Premis ini menjadi pegangan dwitunggal pejabat tinggi yang
waktu itu bertanggungjawab langsung atas masalah perpajakan. Mereka adalah
Menteri Keuangan Radius Prawiro (alm) dan Direktur Jenderal Pajak Salamun AT
(alm). Dengan senantiasa mengingat premis ini, mereka mengantarkan dua paket
RUU Perpajakan tadi untuk dibahas di DPR, dan kemudian juga memasyarakatkan.
Kebetulan keduanya adalah orang-orang yang penyabar dan pandai mendengar
kata-kata orang, meski itu kata-kata kritis yang keras bahkan cenderung kasar.

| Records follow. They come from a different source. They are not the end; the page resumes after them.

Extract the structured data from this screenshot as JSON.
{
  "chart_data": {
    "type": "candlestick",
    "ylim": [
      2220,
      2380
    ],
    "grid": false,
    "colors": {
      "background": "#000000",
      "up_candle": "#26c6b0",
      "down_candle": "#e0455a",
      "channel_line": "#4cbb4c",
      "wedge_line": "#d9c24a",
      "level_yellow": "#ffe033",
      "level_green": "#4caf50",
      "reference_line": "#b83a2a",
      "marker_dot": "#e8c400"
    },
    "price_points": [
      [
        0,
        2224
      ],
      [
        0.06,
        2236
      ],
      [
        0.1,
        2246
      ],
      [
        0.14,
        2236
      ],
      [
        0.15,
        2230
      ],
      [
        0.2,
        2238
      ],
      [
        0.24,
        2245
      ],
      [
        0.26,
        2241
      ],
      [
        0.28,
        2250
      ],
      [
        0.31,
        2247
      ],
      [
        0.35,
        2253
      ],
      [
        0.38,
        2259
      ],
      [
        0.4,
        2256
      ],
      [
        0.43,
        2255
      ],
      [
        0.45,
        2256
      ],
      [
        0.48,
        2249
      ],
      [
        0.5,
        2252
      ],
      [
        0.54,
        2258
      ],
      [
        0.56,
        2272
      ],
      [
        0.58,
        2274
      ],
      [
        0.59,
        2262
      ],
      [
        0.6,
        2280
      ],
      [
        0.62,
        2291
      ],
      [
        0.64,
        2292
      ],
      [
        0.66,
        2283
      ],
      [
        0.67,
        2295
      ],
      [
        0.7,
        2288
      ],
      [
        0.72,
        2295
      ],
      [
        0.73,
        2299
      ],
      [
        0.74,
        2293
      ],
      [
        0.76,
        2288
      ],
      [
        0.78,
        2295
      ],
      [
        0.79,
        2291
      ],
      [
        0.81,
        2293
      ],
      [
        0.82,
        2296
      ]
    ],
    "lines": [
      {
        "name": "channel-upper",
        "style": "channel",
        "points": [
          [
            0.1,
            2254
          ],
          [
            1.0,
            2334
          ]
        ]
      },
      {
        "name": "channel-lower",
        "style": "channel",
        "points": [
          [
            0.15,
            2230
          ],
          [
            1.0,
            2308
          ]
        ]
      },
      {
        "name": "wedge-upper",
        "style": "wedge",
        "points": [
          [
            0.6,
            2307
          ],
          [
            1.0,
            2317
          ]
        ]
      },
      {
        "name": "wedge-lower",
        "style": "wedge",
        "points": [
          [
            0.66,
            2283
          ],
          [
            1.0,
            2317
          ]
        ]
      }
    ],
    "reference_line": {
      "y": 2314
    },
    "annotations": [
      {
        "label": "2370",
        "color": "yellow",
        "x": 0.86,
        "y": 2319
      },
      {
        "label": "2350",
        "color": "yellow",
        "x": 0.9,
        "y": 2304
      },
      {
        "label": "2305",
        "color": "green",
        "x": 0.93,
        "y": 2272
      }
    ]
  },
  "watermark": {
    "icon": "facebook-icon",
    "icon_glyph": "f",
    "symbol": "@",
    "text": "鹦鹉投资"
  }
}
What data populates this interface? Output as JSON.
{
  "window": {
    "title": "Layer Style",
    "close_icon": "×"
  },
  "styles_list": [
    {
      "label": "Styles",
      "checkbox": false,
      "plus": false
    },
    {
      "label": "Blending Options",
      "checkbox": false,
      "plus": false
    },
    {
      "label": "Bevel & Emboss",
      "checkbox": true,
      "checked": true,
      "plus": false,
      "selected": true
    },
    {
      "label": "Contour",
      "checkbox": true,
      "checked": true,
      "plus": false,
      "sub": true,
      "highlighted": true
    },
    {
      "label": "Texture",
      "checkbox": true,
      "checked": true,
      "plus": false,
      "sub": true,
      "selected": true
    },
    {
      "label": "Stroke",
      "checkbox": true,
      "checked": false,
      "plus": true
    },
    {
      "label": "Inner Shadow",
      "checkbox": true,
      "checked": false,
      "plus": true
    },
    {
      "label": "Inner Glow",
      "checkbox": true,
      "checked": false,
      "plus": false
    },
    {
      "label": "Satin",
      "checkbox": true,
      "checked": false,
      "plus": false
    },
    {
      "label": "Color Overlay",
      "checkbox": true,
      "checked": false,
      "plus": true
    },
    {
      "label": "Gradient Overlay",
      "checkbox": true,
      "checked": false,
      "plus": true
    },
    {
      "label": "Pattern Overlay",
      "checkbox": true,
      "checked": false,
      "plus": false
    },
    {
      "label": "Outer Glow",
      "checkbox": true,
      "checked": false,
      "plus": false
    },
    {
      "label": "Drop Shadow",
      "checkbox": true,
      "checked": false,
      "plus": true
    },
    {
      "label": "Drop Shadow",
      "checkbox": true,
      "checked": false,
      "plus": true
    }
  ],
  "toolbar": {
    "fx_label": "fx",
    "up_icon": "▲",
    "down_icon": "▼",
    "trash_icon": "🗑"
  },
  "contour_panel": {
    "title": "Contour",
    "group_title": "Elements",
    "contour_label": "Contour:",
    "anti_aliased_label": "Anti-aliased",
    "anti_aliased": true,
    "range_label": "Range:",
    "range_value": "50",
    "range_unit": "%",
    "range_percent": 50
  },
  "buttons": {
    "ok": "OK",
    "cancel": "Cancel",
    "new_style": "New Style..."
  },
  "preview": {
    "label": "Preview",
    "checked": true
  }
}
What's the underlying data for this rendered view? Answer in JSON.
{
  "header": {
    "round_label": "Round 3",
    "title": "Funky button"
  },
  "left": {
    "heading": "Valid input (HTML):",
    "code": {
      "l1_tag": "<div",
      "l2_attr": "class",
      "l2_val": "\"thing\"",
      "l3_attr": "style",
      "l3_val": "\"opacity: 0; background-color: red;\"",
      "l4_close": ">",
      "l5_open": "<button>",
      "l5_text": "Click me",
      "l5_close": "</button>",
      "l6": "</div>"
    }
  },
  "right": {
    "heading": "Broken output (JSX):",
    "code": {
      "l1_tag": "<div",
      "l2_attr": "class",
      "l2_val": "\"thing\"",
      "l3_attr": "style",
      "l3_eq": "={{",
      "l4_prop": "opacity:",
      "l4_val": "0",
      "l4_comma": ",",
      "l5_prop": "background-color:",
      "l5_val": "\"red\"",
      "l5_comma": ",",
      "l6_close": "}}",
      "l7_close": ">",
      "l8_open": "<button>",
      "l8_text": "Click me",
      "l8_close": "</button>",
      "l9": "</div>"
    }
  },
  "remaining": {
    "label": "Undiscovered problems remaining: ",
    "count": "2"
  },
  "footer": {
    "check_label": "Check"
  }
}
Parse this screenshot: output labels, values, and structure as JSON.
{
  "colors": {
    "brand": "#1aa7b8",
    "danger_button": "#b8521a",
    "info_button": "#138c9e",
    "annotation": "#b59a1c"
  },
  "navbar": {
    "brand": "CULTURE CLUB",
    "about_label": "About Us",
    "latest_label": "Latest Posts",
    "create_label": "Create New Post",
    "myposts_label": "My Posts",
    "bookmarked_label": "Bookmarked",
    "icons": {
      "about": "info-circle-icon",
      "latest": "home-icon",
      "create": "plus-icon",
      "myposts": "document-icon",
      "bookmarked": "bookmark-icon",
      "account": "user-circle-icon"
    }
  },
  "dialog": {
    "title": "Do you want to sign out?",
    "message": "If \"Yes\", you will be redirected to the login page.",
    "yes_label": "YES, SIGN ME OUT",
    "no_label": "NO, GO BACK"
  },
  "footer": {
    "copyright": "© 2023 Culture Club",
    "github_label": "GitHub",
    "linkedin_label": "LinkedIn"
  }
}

Bahkan semua politikus juga tidak menyukai pajak, demikian
catatan Radius Prawiro tentang pembahasan RUU Pajak di DPR, dalam bukunya
“Pergulatan Indonesia Membangun Ekonomi, Pragmatisme Dalam Aksi” hal 334. Ia
menulis lebih lanjut, memang benar
keluwesan teknis serta kemantapan
ekonomi dari undang-undang perpajakan baru Indonesia tidak cukup untuk
menjamin sambutan yang hangat di kalangan politisi. Banyak di antara anggota
DPR yang gigih menentang undang-undang baru tersebut karena banyak alasan, yang
didasarkan pada asumsi-asumsi yang keliru tentang dampak undang-undang terhadap
wajib pajak.
Dalam DPR yang diwakili 460 orang, terdapat
pandangan-pandangan yang sama banyak tentang bagaimana undang-undang ini harus
dimodifikasi. Salah satu kelompok
politik ingin menambah lebih dari tiga tarif, kelompok yang lain tidak percaya
bahwa asas menilai sendiri (self assessment) dapat berhasil. Ada lagi yang menginginkan lebih banyak
pengurangan. Ada
pula kelompok-kelompok yang menentang PPN, dan yang lain lagi lebih menyukai
status quo. Kelihatannya akan terjadi pertengkaran sengit menuju jalan buntu.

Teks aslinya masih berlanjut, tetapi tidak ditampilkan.